There is currently no medical device in the market targeted towards addressing small spinal disc reherniations, making our device concept novel. We have taken a major step towards our goal by using computational analysis and physical testing to demonstrate that our device concept is able to reduce protrusion length in the annulus without yielding. We hope that future work on our device concept is able to develop into a marketed product with the means of eliminating the burden of disc reherniation in patients.

We have considered many ethical, health, and safety issues for our the device, which the FDA provides guidelines for. Our device is classified as a Class II Medical Device and regulated under 21 CFR 888.3070 with product code MNI. The development process for spinal implants is long and requires plenty of testing and clinical trials. This includes mechanical and tensile testing, animal testing, and testing in humans before releasing the device into the market to ensure proper function without causing potential harm to patients. Being able to enable the use of this device after stringent testing and assessment is necessary for bringing it from prototype to usability by patients.

After completing our project, there were many unfinished steps to improve upon for our device.
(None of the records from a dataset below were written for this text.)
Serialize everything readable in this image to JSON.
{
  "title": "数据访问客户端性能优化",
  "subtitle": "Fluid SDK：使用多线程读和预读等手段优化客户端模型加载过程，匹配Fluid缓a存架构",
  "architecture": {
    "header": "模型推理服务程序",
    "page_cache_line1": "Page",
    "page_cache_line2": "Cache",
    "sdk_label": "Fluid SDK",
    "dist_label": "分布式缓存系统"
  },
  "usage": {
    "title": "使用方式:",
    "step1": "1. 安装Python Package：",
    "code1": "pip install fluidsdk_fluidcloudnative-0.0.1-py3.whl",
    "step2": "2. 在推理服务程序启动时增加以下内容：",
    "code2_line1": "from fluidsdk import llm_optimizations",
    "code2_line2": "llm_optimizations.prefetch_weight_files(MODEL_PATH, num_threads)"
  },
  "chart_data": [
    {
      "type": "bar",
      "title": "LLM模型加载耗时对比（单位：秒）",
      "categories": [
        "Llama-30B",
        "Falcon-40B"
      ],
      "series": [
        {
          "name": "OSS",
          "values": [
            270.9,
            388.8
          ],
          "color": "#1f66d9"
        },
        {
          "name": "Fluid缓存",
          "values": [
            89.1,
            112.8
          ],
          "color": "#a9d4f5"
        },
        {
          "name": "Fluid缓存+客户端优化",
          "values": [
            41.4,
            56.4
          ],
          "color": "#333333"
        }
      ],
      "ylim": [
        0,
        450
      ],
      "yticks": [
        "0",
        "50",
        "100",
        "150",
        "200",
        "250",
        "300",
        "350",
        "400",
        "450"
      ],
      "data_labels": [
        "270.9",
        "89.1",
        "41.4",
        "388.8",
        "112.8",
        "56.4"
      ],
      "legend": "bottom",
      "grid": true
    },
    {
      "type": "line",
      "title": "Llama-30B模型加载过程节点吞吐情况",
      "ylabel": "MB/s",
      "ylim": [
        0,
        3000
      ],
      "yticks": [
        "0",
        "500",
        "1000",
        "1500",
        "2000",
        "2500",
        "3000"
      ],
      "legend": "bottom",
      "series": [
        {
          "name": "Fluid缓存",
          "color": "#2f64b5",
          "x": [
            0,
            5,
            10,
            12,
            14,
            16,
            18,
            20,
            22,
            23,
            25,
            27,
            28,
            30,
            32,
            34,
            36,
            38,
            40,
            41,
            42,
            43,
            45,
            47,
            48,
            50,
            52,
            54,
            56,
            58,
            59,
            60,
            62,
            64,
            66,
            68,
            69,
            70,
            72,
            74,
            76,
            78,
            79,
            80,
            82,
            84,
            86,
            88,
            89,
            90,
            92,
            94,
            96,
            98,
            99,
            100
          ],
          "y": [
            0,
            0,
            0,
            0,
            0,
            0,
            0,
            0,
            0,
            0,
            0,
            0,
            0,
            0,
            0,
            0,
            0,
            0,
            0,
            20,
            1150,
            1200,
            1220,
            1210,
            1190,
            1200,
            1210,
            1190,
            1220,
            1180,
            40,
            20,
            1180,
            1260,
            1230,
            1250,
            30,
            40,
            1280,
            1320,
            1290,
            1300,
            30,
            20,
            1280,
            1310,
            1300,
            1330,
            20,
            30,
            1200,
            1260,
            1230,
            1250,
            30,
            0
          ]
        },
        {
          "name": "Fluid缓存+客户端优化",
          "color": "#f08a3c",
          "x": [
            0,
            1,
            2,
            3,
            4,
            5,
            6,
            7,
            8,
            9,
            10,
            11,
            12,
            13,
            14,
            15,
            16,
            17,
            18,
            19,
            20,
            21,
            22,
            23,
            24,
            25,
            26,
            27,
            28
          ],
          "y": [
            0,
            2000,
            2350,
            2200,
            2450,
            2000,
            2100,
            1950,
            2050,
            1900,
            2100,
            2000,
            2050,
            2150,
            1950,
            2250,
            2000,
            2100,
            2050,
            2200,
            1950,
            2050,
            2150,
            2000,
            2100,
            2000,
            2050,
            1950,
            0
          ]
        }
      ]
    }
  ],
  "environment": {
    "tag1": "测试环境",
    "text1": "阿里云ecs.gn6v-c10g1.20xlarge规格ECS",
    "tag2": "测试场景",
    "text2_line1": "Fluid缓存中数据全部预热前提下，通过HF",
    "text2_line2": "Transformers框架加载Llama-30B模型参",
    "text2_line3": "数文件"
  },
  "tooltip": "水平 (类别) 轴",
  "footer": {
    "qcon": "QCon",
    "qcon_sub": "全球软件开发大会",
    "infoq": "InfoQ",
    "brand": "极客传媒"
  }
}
We identified several that students who take this project on in the future can focus on.  For example, sealing the space between the annulus and the plug to minimize disc leakage. Another important consideration was in replacing PCL with another material that can better handle physiological forces. We also thought of including drug-eluting properties to promote disc regeneration.  Other considerations all pertain to different modifications of the device component to optimize performance. Future students should select the considerations that they deem most important and feasible based on their team's skills, experience, and direction for the project.